The Insider est avant tout un remarquable film de chevalerie mettant en opposition une poignée d'hommes au dessein noble à une meute qui s'apparente ici à la toute puissance des hautes sphères financières. C'est le peuple confronté au système qui le broie.
Mais comme toujours chez Michael Mann, les personnages sont en en constante équilibre entre leur position et leur destin. Ils sont confrontés à des choix qui les déterminent aux yeux de celui qu'il prend en témoin, en l’occurrence le spectateur.
Sur un sujet polémique qui aurait pu tomber dans le caricatural outrancier ou le pathos, il dresse un portrait remarquable d'hommes, le duo Russell Crowe, Al Pacino, qui vont s'opposer au système qui les a fait, quitte à y perdre leur position dominante. Ils vont être deux combattants constamment en proie au doute, entre passion et raison. Ce qui en fait des personnages profondément humain finalement.
Magnifiquement photographié, comme toujours chez Mann, le style pub pour produits de luxe, éclate dans un remarquable maelström de fulgurances visuelles. Sans oublier un rythme toujours soutenu qui sait s'arrêter pour magnifier des instants d'une grande beauté.
L'interprétation n'est pas en reste, avec évidemment un immense Al Pacino, ce qui est un euphémisme tant le jeu de cet acteur d'exception a toujours prévalu sur la direction que les réalisateurs ont voulu lui faire prendre, surtout chez des auteurs plus quelconques. Forcément chez un auteur comme Mann cela coule de source. Russell Crowe n'est pas en reste, dans ce rôle de professeur qui va finir par dénoncer le système qui l'a créé. Son jeu, d'une grande sobriété, et cette espèce de retenue qui lui enlève presque la totalité de ce charisme naturel qu'il possède dans ces autres rôles de durs souvent, en fait un personnage en proie au doute de manière permanente.
Un duo d'acteurs géniaux, un immense réalisateur, sans doute l'un des derniers géants d'Hollywood, de la trempe de ceux qui font prendre une direction au cinéma de demain, il y a souvent un avant et un après Mann, comme il y a eu un avant et un après Scorsese, ou Friedkin, tout ça au service d'un scénario intelligemment distillé, et ne se contentant pas de suivre à la lettre son sujet. Que demander de plus à un film. Justement ce qu'on très souvent tendance à oublier la plupart des réalisateurs d'aujourd'hui : le style au service du script.

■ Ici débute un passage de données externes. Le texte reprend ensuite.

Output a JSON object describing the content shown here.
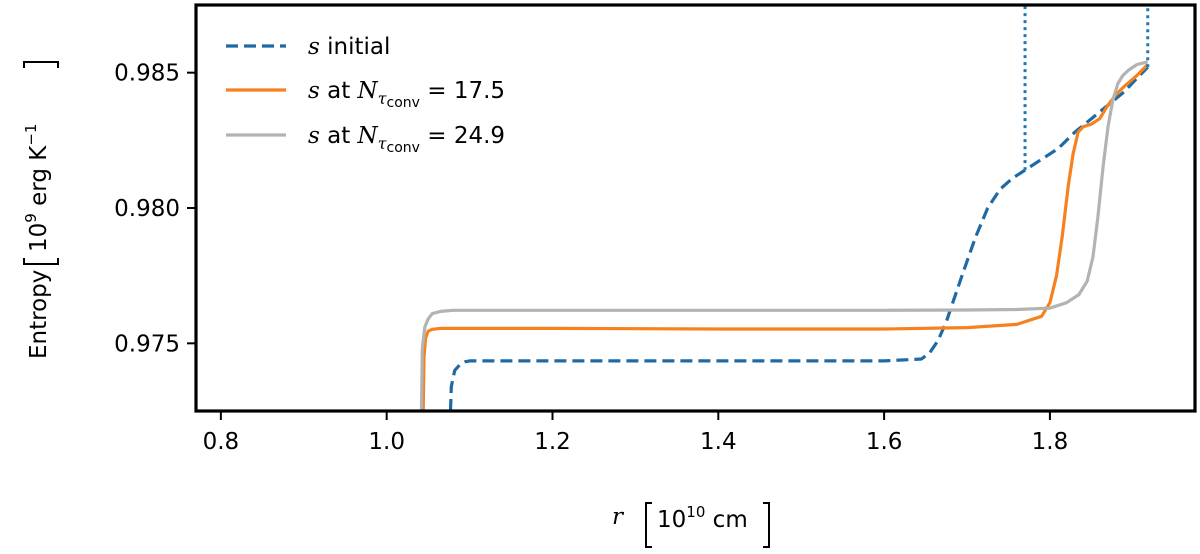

The Insider est un film 70's réalisé en 1999, une sorte de cinéma vérité comme on savait en faire dans les années post-guerre du Vietnam, l'ère dite du nouvel Hollywood, un cinéma qui sait parler de vrai sujet sans tomber dans la caricature ou la morale redondante et n'oublie surtout pas d'user de l'essence même de ce qui fait le cinéma, ne pas obligatoirement se positionner et garder une part de doute.Mais c'est aussi un remarquable film sur le rapport à l'espace et la représentation de l'homme dans cet espace.